11. En fin, contestadnos a lo dicho por esos mismos hermanos que enviamos nosotros. Si aun eso rehusáis, oídnos en compañía de vuestros partidarios, que tanto nos hacen padecer. Mostradnos la verdad, por la que aseguráis que padecéis persecución, siendo así que somos nosotros los que soportamos la crueldad de los vuestros. Si nos convencéis de que estamos en un error, quizá nos dispensaréis de ser rebautizados por vosotros. Fuimos bautizados por quienes fueron condenados sin ser interrogados, y es muy justo que se nos otorgue lo que les fue otorgado a los bautizados por Feliciano Mustitano y Pretextato Assuritano en tan largo período de tiempo. Recordaréis que os empeñasteis durante mucho tiempo en expulsarlos de las basílicas por orden judicial, porque comulgaban con Maximiano, y habían sido expresa y nominalmente condenados con él en el concilio Bagaitano. Podemos demostraros eso con las actas judiciales y municipales, en las que os remitisteis a vuestro mismo concilio. Queríais mostrar a los jueces que se trataba de expulsar de las basílicas a unos cismáticos vuestros. Pero, en cambio, vosotros, que os separasteis del mismo linaje de Abrahán, en el que habían de ser bendecidas todas las gentes, no queréis ser expulsados de vuestras basílicas, y no ya por orden judicial, como vosotros hicisteis con vuestros cismáticos, pero ni por disposición de los mismos reyes de la tierra, que adoran a Cristo en conformidad con el cumplimiento de la profecía. Y eso que ante ellos acusasteis a Ceciliano, aunque para terminar retirándoos vencidos.
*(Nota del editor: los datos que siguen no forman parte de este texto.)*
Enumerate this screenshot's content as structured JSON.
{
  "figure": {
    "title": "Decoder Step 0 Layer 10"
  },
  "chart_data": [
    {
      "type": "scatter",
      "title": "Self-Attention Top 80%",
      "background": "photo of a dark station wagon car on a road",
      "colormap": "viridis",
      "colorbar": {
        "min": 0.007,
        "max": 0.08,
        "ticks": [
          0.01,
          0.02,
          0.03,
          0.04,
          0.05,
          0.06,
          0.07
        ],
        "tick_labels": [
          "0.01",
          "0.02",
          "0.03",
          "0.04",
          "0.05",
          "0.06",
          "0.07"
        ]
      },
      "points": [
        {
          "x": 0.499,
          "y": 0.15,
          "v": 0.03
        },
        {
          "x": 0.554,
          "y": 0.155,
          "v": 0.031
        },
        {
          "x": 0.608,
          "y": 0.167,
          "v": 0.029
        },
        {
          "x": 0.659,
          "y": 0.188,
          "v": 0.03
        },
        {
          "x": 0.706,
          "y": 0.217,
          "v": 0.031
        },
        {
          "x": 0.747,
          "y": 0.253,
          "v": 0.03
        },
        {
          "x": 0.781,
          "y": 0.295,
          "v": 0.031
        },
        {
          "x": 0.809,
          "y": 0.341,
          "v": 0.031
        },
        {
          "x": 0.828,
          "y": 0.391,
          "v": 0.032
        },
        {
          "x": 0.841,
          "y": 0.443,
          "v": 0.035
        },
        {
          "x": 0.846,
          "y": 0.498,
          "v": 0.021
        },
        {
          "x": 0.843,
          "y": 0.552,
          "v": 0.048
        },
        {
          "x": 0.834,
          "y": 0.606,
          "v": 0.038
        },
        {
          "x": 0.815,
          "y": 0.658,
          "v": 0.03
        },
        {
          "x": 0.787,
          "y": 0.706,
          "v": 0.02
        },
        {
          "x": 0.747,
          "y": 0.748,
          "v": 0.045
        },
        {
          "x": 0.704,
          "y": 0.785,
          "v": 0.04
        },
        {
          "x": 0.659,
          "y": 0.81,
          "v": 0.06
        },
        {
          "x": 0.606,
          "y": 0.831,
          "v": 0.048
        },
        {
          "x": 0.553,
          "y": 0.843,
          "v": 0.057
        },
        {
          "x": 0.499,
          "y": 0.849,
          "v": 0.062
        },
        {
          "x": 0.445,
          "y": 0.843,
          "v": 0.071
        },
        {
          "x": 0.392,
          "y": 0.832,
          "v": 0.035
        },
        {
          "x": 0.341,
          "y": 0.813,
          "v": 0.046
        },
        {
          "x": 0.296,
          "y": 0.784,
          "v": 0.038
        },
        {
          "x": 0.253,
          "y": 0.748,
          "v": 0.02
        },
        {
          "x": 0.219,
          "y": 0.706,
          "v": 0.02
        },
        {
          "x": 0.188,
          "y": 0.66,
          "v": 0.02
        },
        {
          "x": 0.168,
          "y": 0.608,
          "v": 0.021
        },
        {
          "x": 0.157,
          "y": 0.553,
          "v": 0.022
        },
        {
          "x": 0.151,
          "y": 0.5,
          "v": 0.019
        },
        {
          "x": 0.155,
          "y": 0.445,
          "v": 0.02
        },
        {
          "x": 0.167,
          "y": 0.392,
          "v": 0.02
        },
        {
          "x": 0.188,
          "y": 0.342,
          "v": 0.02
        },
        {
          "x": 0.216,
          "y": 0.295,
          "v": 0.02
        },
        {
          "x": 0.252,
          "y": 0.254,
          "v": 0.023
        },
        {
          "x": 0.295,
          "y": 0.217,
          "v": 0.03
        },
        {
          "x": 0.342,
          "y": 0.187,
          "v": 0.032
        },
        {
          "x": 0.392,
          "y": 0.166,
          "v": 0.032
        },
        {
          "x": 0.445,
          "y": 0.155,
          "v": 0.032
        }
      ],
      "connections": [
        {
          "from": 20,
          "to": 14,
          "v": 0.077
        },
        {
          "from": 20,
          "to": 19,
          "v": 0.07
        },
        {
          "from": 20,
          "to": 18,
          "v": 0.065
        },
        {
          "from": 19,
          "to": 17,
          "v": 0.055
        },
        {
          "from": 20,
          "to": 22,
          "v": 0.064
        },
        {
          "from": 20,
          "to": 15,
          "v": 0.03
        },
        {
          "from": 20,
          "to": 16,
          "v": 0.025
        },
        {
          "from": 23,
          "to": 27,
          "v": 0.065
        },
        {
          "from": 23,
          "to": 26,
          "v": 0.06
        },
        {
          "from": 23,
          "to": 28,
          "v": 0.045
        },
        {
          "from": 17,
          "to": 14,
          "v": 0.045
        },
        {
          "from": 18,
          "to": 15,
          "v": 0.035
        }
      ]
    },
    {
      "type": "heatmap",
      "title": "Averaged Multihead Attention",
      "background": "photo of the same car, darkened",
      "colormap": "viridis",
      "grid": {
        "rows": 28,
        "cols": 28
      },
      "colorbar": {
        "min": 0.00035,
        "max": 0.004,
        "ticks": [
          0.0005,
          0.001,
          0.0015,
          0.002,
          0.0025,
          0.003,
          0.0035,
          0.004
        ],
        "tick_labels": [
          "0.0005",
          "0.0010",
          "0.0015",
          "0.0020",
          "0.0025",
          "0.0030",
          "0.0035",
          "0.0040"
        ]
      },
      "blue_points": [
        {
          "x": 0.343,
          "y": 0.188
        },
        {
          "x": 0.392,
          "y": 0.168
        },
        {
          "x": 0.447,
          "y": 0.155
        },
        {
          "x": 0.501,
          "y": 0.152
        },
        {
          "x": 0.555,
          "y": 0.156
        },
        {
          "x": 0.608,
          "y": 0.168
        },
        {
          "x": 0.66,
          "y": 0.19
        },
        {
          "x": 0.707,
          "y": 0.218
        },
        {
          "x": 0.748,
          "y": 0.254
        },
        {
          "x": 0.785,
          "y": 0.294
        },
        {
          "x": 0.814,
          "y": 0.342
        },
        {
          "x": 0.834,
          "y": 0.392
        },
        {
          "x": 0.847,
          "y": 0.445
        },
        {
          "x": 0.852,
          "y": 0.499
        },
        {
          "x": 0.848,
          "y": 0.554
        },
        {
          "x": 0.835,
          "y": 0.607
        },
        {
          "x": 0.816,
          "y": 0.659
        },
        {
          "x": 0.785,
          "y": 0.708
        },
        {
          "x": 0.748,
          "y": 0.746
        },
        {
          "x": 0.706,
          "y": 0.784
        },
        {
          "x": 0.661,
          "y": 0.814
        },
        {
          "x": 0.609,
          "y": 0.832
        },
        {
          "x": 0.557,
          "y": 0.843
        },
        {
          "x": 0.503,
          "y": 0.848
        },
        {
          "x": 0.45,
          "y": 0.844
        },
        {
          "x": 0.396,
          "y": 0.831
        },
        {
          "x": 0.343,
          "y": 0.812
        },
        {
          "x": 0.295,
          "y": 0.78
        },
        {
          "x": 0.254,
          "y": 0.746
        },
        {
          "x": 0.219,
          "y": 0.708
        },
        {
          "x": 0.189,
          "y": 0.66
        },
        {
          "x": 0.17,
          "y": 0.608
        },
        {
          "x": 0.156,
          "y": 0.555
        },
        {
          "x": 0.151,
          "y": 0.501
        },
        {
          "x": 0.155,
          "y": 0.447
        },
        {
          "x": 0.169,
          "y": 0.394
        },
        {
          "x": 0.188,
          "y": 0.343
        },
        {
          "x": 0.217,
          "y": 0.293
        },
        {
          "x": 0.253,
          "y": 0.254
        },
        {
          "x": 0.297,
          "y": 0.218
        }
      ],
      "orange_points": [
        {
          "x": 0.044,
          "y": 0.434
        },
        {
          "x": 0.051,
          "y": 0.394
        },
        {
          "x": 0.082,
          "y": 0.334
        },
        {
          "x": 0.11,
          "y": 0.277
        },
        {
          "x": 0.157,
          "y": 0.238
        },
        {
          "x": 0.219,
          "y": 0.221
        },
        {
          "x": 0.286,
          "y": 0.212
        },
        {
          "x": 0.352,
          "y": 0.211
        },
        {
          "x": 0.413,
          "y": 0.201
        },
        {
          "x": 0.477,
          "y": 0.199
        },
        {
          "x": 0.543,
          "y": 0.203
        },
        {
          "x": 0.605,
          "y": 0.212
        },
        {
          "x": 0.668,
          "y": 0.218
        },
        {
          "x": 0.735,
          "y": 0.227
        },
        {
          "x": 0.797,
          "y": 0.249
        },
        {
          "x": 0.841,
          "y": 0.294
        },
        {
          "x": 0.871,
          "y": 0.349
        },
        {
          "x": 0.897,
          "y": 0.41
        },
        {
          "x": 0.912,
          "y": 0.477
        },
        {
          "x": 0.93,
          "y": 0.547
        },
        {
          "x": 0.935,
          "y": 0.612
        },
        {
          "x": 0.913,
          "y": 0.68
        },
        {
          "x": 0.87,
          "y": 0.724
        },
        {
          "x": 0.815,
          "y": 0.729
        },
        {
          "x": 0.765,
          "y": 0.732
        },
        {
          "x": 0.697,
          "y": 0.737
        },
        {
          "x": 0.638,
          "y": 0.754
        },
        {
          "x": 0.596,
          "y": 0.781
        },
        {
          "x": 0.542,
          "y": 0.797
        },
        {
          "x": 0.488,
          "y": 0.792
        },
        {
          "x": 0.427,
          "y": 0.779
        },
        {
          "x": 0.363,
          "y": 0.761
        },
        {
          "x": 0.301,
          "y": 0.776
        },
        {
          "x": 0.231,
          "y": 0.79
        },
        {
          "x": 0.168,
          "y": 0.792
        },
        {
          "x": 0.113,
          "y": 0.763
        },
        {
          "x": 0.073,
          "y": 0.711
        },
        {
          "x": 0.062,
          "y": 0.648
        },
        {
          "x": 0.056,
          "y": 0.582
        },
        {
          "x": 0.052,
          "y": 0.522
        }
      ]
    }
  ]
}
12. Si no queréis ni oírnos ni enseñarnos, venid o enviadnos algunos a la región de Hipona, para que vean estas vuestras hordas armadas. Seguramente ningún soldado romano añadió al número de los tormentos el haber aplicado cal viva con vinagre a los ojos de los bárbaros. Si también os negáis a eso, escribidles para que cambien de conducta, para que desistan de matar, despojar y cegar a los nuestros. No queremos deciros: «Condenadlos». Vosotros sabréis por qué no os deshonran ésos, que son verdaderos bandidos dentro de vuestra comunión, según hemos demostrado, y, en cambio, nos deshonran a nosotros aquellos cuya traición nunca pudisteis demostrar. De todo esto elegid lo que gustéis.

Y si despreciáis nuestras querellas, nunca nos arrepentiremos de haber procedido dentro del orden más pacífico. El Señor asistirá a su Iglesia, de modo que más bien os tengáis que arrepentir vosotros de haber despreciado nuestra humildad.